No one really knows, but a study presented in 2015 suggested that statins can increase the risk of developing type 2 diabetes. In particular, the drugs appear to increase a person’s insulin resistance and also impair the ability of the pancreas to secrete insulin. But more research needs to be done, as this study pertained only to the risk of developing diabetes-and was limited to men.
What are triglycerides?
Triglycerides are a type of fat (lipid) found in the blood. When a person consumes a meal or snack, the body converts any of the calories it does not need to use right away into triglycerides. This is stored in the fat cells. If a person needs energy, then certain hormones allow the triglycerides to be released into the bloodstream. Because, like cholesterol, triglycerides cannot dissolve in the blood, they circulate throughout the body with the help of proteins called lipoproteins.

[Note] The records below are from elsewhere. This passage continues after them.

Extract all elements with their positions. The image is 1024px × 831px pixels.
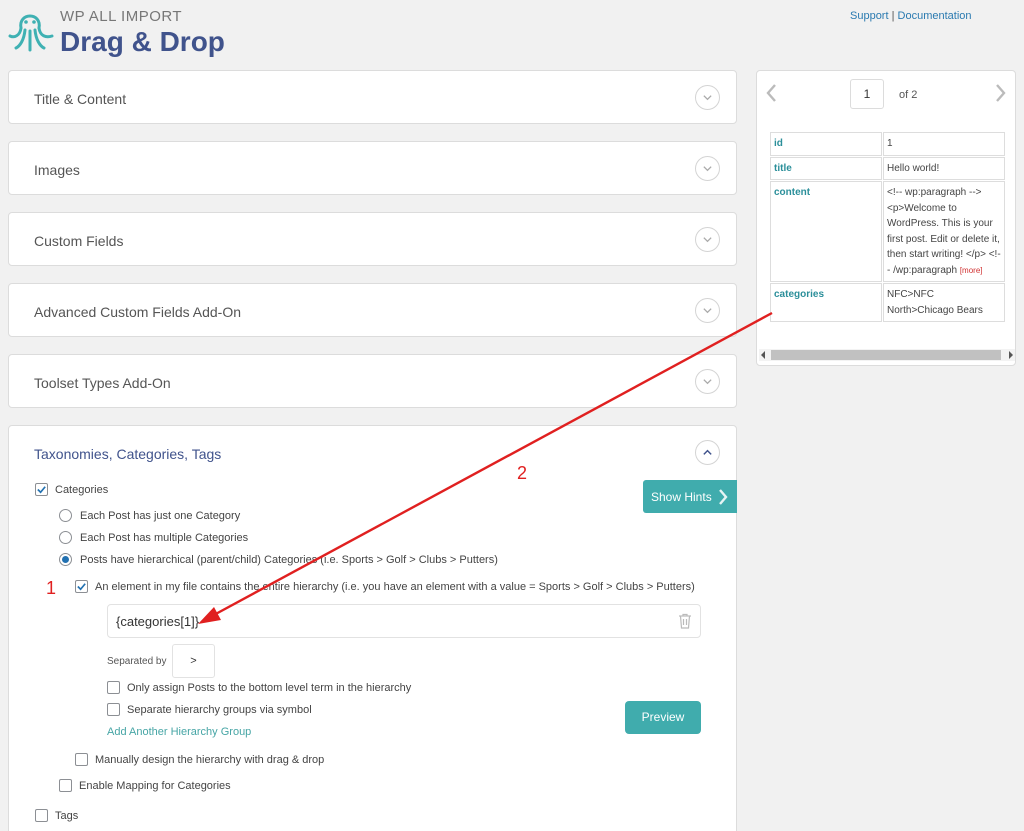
radio-multiple-categories-label: Each Post has multiple Categories bbox=[80, 531, 249, 544]
annotation-step-1: 1 bbox=[46, 578, 57, 598]
panel-taxonomies: Taxonomies, Categories, Tags Categories … bbox=[8, 425, 737, 831]
tags-label: Tags bbox=[55, 809, 79, 822]
field-key[interactable]: id bbox=[770, 132, 882, 156]
panel-title: Toolset Types Add-On bbox=[34, 375, 171, 391]
panel-title: Title & Content bbox=[34, 91, 127, 107]
preview-button[interactable]: Preview bbox=[625, 701, 701, 734]
bottom-level-checkbox[interactable] bbox=[107, 681, 120, 694]
record-preview-panel: 1 of 2 id 1 title Hello world! content <… bbox=[756, 70, 1016, 366]
panel-custom-fields[interactable]: Custom Fields bbox=[8, 212, 737, 266]
radio-one-category[interactable] bbox=[59, 509, 72, 522]
more-link[interactable]: [more] bbox=[960, 266, 983, 275]
link-separator: | bbox=[891, 10, 895, 22]
bottom-level-row: Only assign Posts to the bottom level te… bbox=[107, 681, 411, 694]
categories-label: Categories bbox=[55, 483, 109, 496]
page-number-input[interactable]: 1 bbox=[850, 79, 884, 109]
radio-multiple-categories[interactable] bbox=[59, 531, 72, 544]
separated-by-label: Separated by bbox=[107, 656, 167, 667]
hierarchy-element-value: {categories[1]} bbox=[116, 614, 200, 629]
separator-input[interactable]: > bbox=[172, 644, 215, 678]
categories-checkbox-row: Categories bbox=[35, 483, 108, 496]
panel-title: Custom Fields bbox=[34, 233, 124, 249]
chevron-down-icon[interactable] bbox=[695, 227, 720, 252]
panel-title: Advanced Custom Fields Add-On bbox=[34, 304, 241, 320]
chevron-up-icon[interactable] bbox=[695, 440, 720, 465]
panel-title: Images bbox=[34, 162, 80, 178]
radio-multiple-categories-row: Each Post has multiple Categories bbox=[59, 531, 248, 544]
chevron-down-icon[interactable] bbox=[695, 85, 720, 110]
panel-acf-addon[interactable]: Advanced Custom Fields Add-On bbox=[8, 283, 737, 337]
chevron-down-icon[interactable] bbox=[695, 156, 720, 181]
manual-design-row: Manually design the hierarchy with drag … bbox=[75, 753, 324, 766]
show-hints-label: Show Hints bbox=[651, 489, 712, 504]
panel-title[interactable]: Taxonomies, Categories, Tags bbox=[34, 446, 221, 462]
support-link[interactable]: Support bbox=[850, 10, 889, 22]
tags-checkbox[interactable] bbox=[35, 809, 48, 822]
octopus-logo-icon bbox=[8, 14, 54, 52]
radio-hierarchical-label: Posts have hierarchical (parent/child) C… bbox=[80, 553, 498, 566]
table-row: title Hello world! bbox=[770, 156, 1005, 180]
radio-one-category-row: Each Post has just one Category bbox=[59, 509, 240, 522]
element-hierarchy-row: An element in my file contains the entir… bbox=[75, 580, 695, 593]
record-data-table: id 1 title Hello world! content <!-- wp:… bbox=[769, 131, 1006, 323]
trash-icon[interactable] bbox=[678, 613, 692, 629]
manual-design-label: Manually design the hierarchy with drag … bbox=[95, 753, 325, 766]
panel-toolset-types[interactable]: Toolset Types Add-On bbox=[8, 354, 737, 408]
panel-images[interactable]: Images bbox=[8, 141, 737, 195]
show-hints-button[interactable]: Show Hints bbox=[643, 480, 737, 513]
separate-groups-row: Separate hierarchy groups via symbol bbox=[107, 703, 312, 716]
field-key[interactable]: categories bbox=[770, 283, 882, 322]
bottom-level-label: Only assign Posts to the bottom level te… bbox=[127, 681, 412, 694]
enable-mapping-row: Enable Mapping for Categories bbox=[59, 779, 231, 792]
check-icon bbox=[77, 583, 86, 591]
chevron-left-icon[interactable] bbox=[765, 83, 777, 103]
field-value: Hello world! bbox=[883, 156, 1005, 180]
field-value: 1 bbox=[883, 132, 1005, 156]
enable-mapping-checkbox[interactable] bbox=[59, 779, 72, 792]
element-hierarchy-label: An element in my file contains the entir… bbox=[95, 580, 695, 593]
scroll-right-arrow[interactable] bbox=[1009, 351, 1013, 359]
check-icon bbox=[37, 486, 46, 494]
scroll-thumb[interactable] bbox=[771, 350, 1001, 360]
chevron-right-icon bbox=[718, 488, 728, 505]
add-hierarchy-group-link[interactable]: Add Another Hierarchy Group bbox=[107, 726, 251, 738]
brand-title: Drag & Drop bbox=[60, 26, 225, 57]
chevron-down-icon[interactable] bbox=[695, 298, 720, 323]
field-value: NFC>NFC North>Chicago Bears bbox=[883, 283, 1005, 322]
field-key[interactable]: title bbox=[770, 156, 882, 180]
categories-checkbox[interactable] bbox=[35, 483, 48, 496]
page-count-label: of 2 bbox=[899, 89, 918, 101]
tags-row: Tags bbox=[35, 809, 78, 822]
top-links: Support | Documentation bbox=[850, 10, 972, 22]
scroll-left-arrow[interactable] bbox=[761, 351, 765, 359]
element-hierarchy-checkbox[interactable] bbox=[75, 580, 88, 593]
radio-one-category-label: Each Post has just one Category bbox=[80, 509, 241, 522]
field-key[interactable]: content bbox=[770, 181, 882, 282]
panel-title-content[interactable]: Title & Content bbox=[8, 70, 737, 124]
separate-groups-checkbox[interactable] bbox=[107, 703, 120, 716]
horizontal-scrollbar[interactable] bbox=[759, 349, 1015, 361]
radio-hierarchical-row: Posts have hierarchical (parent/child) C… bbox=[59, 553, 498, 566]
brand-subtitle: WP ALL IMPORT bbox=[60, 8, 183, 25]
table-row: id 1 bbox=[770, 132, 1005, 156]
annotation-step-2: 2 bbox=[517, 463, 528, 483]
chevron-down-icon[interactable] bbox=[695, 369, 720, 394]
radio-hierarchical[interactable] bbox=[59, 553, 72, 566]
chevron-right-icon[interactable] bbox=[995, 83, 1007, 103]
documentation-link[interactable]: Documentation bbox=[898, 10, 972, 22]
table-row: content <!-- wp:paragraph --> <p>Welcome… bbox=[770, 181, 1005, 282]
hierarchy-element-input[interactable]: {categories[1]} bbox=[107, 604, 701, 638]
field-value-cell: <!-- wp:paragraph --> <p>Welcome to Word… bbox=[883, 181, 1005, 282]
enable-mapping-label: Enable Mapping for Categories bbox=[79, 779, 231, 792]
manual-design-checkbox[interactable] bbox=[75, 753, 88, 766]
separate-groups-label: Separate hierarchy groups via symbol bbox=[127, 703, 312, 716]
field-value: <!-- wp:paragraph --> <p>Welcome to Word… bbox=[887, 187, 1001, 276]
table-row: categories NFC>NFC North>Chicago Bears bbox=[770, 283, 1005, 322]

What is dyslipidemia (or dyslipidaemia)?
Dyslipidemia is a condition in which a person has an abnormal amount of lipids (mainly triglycerides), cholesterol, or both. It can also mean the person has high triglycerides, low HDL cholesterol, and often type 2 diabetes. (The most common type is called hyperlipidemia, or elevated lipid levels). Dyslipidemia is divided in two ways by researchers: by phenotype, or the way it is presented in the body (including the specific type of lipid that is increased in the body), and by etiology, or the reason for the condition (such as if it is genetic or secondary to another condition). Because of its connection to fats and to being overweight or obese, dyslipidemia is often associated with people who have type 2 diabetes-and vice versa.